NORTH America's baseball season has opened and, once again, the "crack" of the bat is heard throughout the land. But there's more to the encounter of bat and ball than appears to the casual eye.

It turns out that the impact can set up vibrations that make the seemingly stiff bat wriggle like a snake. Therein lies the secret of some of baseball's subtle features, including the fact that wooden bats tend to break on the side opposite the impact point.

Physicist Lonnie L. Van Zandt of Purdue University in West Lafayette, Ind., details this in a paper in the American Journal of Physics.

Commenting on his research in a telephone interview, he noted that, after more than a century of use, the baseball bat "is a finely tooled artifact." But that doesn't mean that one can't still learn interesting things about it by looking at it from a physicist's point of view.

A bat has a series of normal modes of vibration that Dr. Van Zandt says "is entirely analogous to the harmonics of ... an organ pipe."

He used a mathematical model in a computer to study these modes for a bat shaped to major league specifications and confirmed his results by experiment with a real bat borrowed from his son. He found that the first 20 such vibrational modes have implications for the game.

Everyone who has swung a baseball bat in earnest knows about the "sweet spot." That's the spot where a direct hit on the ball drives the ball fastest. It's the spot where a hit doesn't make the bat sting one's hands. It's also the spot, more or less, where a hit sets up the least vibrational activity.
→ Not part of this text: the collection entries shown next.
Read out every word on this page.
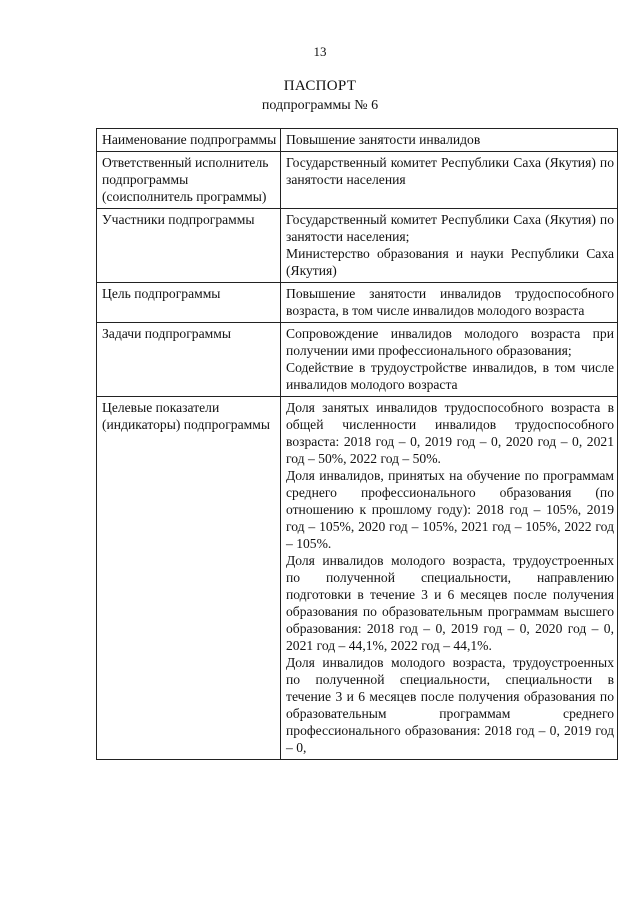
13
ПАСПОРТ
подпрограммы № 6
Наименование подпрограммы	Повышение занятости инвалидов

Ответственный исполнитель подпрограммы (соисполнитель программы)	Государственный комитет Республики Саха (Якутия) по занятости населения

Участники подпрограммы	Государственный комитет Республики Саха (Якутия) по занятости населения;
Министерство образования и науки Республики Саха (Якутия)

Цель подпрограммы	Повышение занятости инвалидов трудоспособного возраста, в том числе инвалидов молодого возраста

Задачи подпрограммы	Сопровождение инвалидов молодого возраста при получении ими профессионального образования;
Содействие в трудоустройстве инвалидов, в том числе инвалидов молодого возраста

Целевые показатели (индикаторы) подпрограммы	Доля занятых инвалидов трудоспособного возраста в общей численности инвалидов трудоспособного возраста: 2018 год – 0, 2019 год – 0, 2020 год – 0, 2021 год – 50%, 2022 год – 50%.
Доля инвалидов, принятых на обучение по программам среднего профессионального образования (по отношению к прошлому году): 2018 год – 105%, 2019 год – 105%, 2020 год – 105%, 2021 год – 105%, 2022 год – 105%.
Доля инвалидов молодого возраста, трудоустроенных по полученной специальности, направлению подготовки в течение 3 и 6 месяцев после получения образования по образовательным программам высшего образования: 2018 год – 0, 2019 год – 0, 2020 год – 0, 2021 год – 44,1%, 2022 год – 44,1%.
Доля инвалидов молодого возраста, трудоустроенных по полученной специальности, специальности в течение 3 и 6 месяцев после получения образования по образовательным программам среднего профессионального образования: 2018 год – 0, 2019 год – 0,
For example, a hit inside of that spot can set up a complexity of vibrations. In the lowest frequency mode, a bat bends in a simple curve that can cause it to break on the side away from the pitcher. A combination of modes can make the handle whip about and sting the batter.

Describing this stinging action in his paper, Van Zandt says: "A right-handed batter will feel the initial slap on his left palm and right fingers at about 2.5 ms [milliseconds] after the hit.... the handle comes back at between 4 and 5 ms to slap the opposite hand."

There are implications for the ball also. If the ball hits the sweet spot defined as the node or point of no motion for the lowest frequency vibration, the bat imparts maximum momentum to the ball and can knock it out of the park.

A hit elsewhere sets up elastic vibrations that absorb some of the impact energy. The bat is a bit "mushy" and doesn't hit the ball as far.

On the other hand, some of the vibrations are so fast they actually return some of the lost energy to the ball.

This effect is especially favorable for balls hit beyond the sweet spot. Van Zandt notes that this "shows quantitatively how important to the batter it is to strike the ball with the outer end of the bat."

Van Zandt acknowledges that professional players know all this intuitively from experience. So he has little advice to give them except he suspects the current fondness for skinny-handle bats is misplaced. "You really pay a penalty for that," he says.